The DataLift project will no doubt produce some useful tools and output but reading its self-description:
The project will provide tools allowing to facilitate each step of the publication process:
- selecting ontologies for publishing data
- converting data to the appropriate format (RDF using the selected ontology)
- publishing the linked data
- interlinking data with other data sources
I am struck by how futile the effort sounds in the face of petabytes of data flow, changing semantics of that data and changing semantics of other data, with which it might be interlinked.
The nearest imagery I can come up with is trying to direct the flow of a tsunami with a roll of paper towels.
It is certainly brave (I forgo usage of the other term) to try but ultimately isn’t very productive.
First, any scheme that start with conversion to a particular format is an automatic loser.
The source format is itself composed of subjects that are discarded by the conversion process.
Moreover, what if we disagree about the conversion?
Remember all the semantic diversity that gave rise to this problem? Where did it get off to?

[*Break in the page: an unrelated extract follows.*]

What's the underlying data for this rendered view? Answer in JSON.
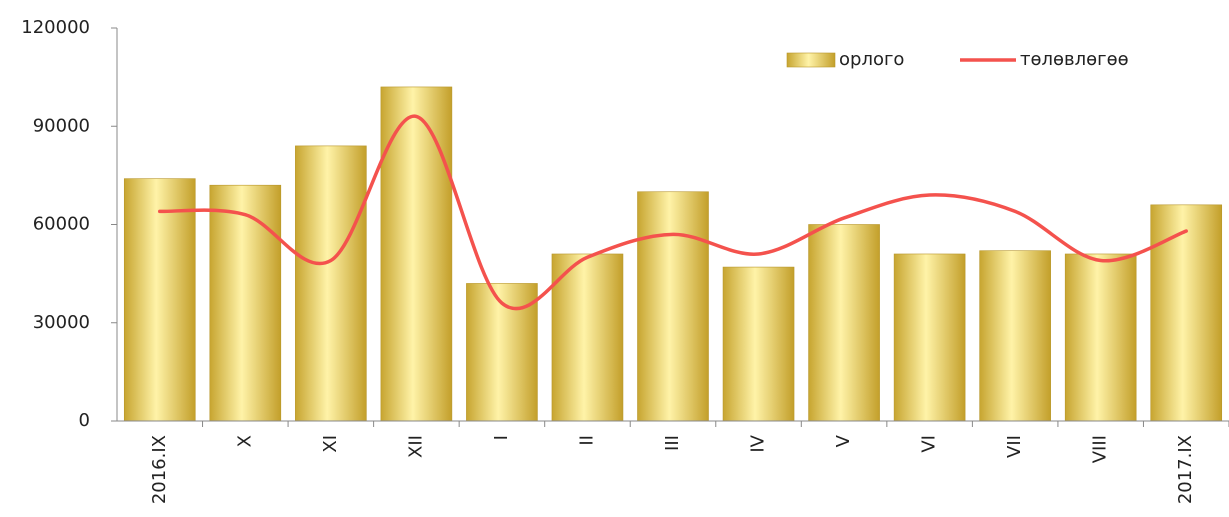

Second, the interlinking step introduces brittleness into the process.
Both in terms of the ontology that any particular data must follow but also in terms of resolution of any linkage.
Other data sources can only be linked in if they use the correct ontology and format. And that assumes they are reachable.
I hope the project does well, but at best it will result in another semantic flavor to be integrated using topic maps.
*****
PS: The use of data heaven betrays the religious nature of the Linked Data movement. I don’t object to Linked Data. What I object to is the missionary conversion aspects of Linked Data.